Rhetorik und Metarhetorik in Aufklärung und Romantik (eBook)
438 Seiten
De Gruyter (Verlag)
978-3-11-104019-6 (ISBN)
Rhetorik ist seit ihren Anfängen dem Vorwurf der Manipulation ausgesetzt, gegen den schon in der Antike eine 'Rhetorik im Dienst der Vernunft' aufgeboten worden ist. Die Untersuchung ist der Transformation dieses Konzepts in Aufklärung und Romantik gewidmet. Am Beispiel von Johann Christoph Gottscheds Lehrbuch der Rhetorik wird ein Versuch der Frühaufklärung analysiert und am Beispiel seiner 'Festreden' die Praxis einer 'Rhetorik der Vernunft' untersucht. Die Auseinandersetzung mit diesem Konzept im Rahmen der 'selbstreflexiven Aufklärung' wird am Beispiel der Darstellung von dessen Scheitern in Christoph Martin Wielands 'Geschichte des Agathon' analysiert. Bei der Transformation von Theorie und Praxis der 'Beredsamkeit' in Texten der Romantik stehen neue Herausforderungen - Ideal der Kunstautonomie und Neubegründung des Verhältnisses von Mündlichkeit und Schriftlichkeit - im Mittelpunkt. Am Beispiel von A. W. Schlegels 'Berliner Vorlesungen' wird abschließend der Typus der 'Öffentlichen Vorlesung' als mediengeschichtlich innovative Antwort auf Probleme der Rhetorik um 1800 einer eingehenden Analyse unterzogen.
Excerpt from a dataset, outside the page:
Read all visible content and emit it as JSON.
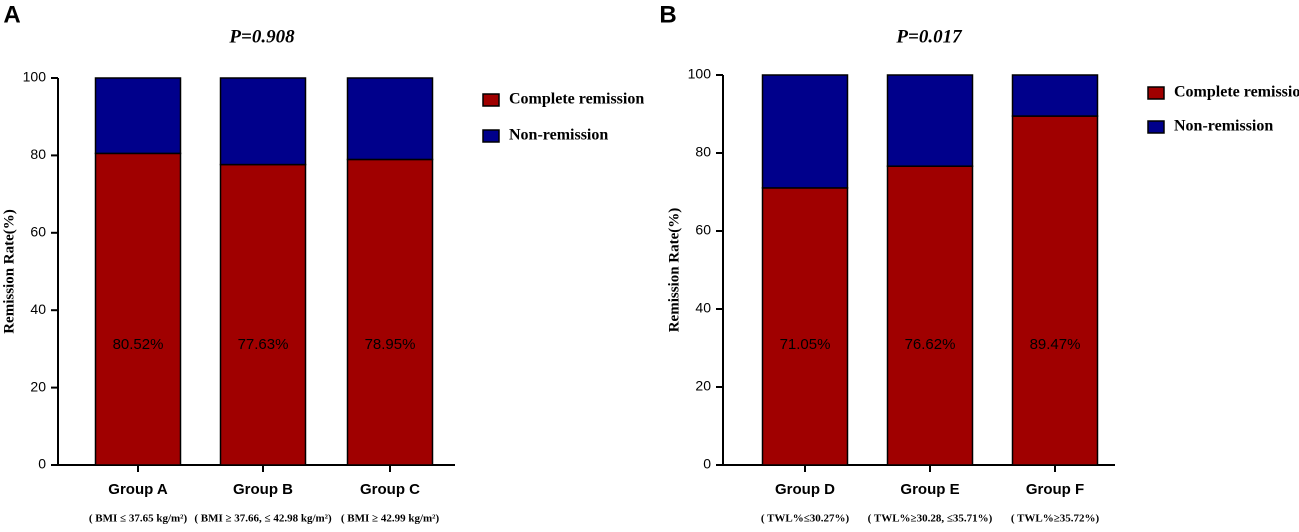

Ludwig Stockinger, Universität Leipzig.
Vorbemerkungen zur Entstehung und zur Fragestellung dieser Arbeit
Der erste Anlass zu den Überlegungen, die ich hier zur Diskussion stellen möchte, liegt schon einige Zeit zurück. Am 12. Dezember 2016 veranstalteten zum 250. Todestag von Johann Christoph Gottsched das Institut für Germanistik der Universität Leipzig, die Sächsische Akademie der Wissenschaften zu Leipzig und die Bibliotheca Albertina der Universität Leipzig gemeinsam eine Festveranstaltung mit dem Titel „Der Aufklärer in Leipzig“. Von den Veranstaltern bin ich damals gefragt worden, ob ich dazu einen ‚Festvortrag‘ halten könne. Für dieses Redegenre bietet sich üblicherweise eine Gesamtwürdigung von Person und Werk an; da ich diesen Weg einige Jahre vorher bei einem Vortrag aus Anlass von Gottscheds 300. Geburtstag schon einmal gewählt1 und das Gefühl hatte, in dieser Hinsicht nichts wirklich Neues zu diesem Autor sagen zu können, kam mir die Idee, diesmal einen speziellen Aspekt von Gottscheds Werk in den Mittelpunkt zu stellen: seine eigenen Reden, insbesondere diejenigen, die er selber als ‚Festreden‘ konzipiert und gehalten hat. Die Wahl dieses Aspekts erschien mir zudem durch den Umstand gerechtfertigt, dass „Gottscheds rednerische Praxis […] ein weithin unerforschtes, zugleich zentrales Kapitel der rhetorischen Kultur des 18. Jahrhunderts darstellt“.2
Wenn es in der Literatur das Phänomen der ‚Metafiktion‘ gibt, die Reflexion der Fiktionalität im Modus der fiktionalen Erzählrede selbst, warum, so meine Überlegung, sollte man sich dann nicht an einer ‚metarhetorischen‘ Rede versuchen, einer ‚Festrede‘ über einen ‚Festredner‘. Für dieses Verfahren der Reflexion von Rhetorik im Modus der Rede gibt es ja auch prominente Beispiele, angefangen mit der Apologie des Sokrates, in der der Redner seine Vorstellung einer Rhetorik im Dienst der Wahrheit von der seiner Ankläger abgrenzt. Gottsched selbst hat mit seinem erfolgreichen Lehrbuch, der Ausführlichen Redekunst von 1736, nicht nur Regeln und Ratschläge für die Praxis des Redners vorgelegt, sondern sein Konzept auch theoretisch begründet und das Problem der Unterscheidung von ‚wahrer‘ und ‚falscher‘ Redekunst, eine zentrale Frage der Legitimation von Rhetorik, in der Form einer Rede mit dem Titel „Daß der Redner ein ehrlicher Mann seyn muß“ (GAW IX/2. S. 509 – 518) erörtert. Adam Müllers Zwölf Reden über die Beredsamkeit, die er im Jahr 1812 in Wien vor einem illustren Publikum gehalten hat, sind ein prominentes Beispiel dieser Art von ‚Metarhetorik‘ innerhalb der Romantik.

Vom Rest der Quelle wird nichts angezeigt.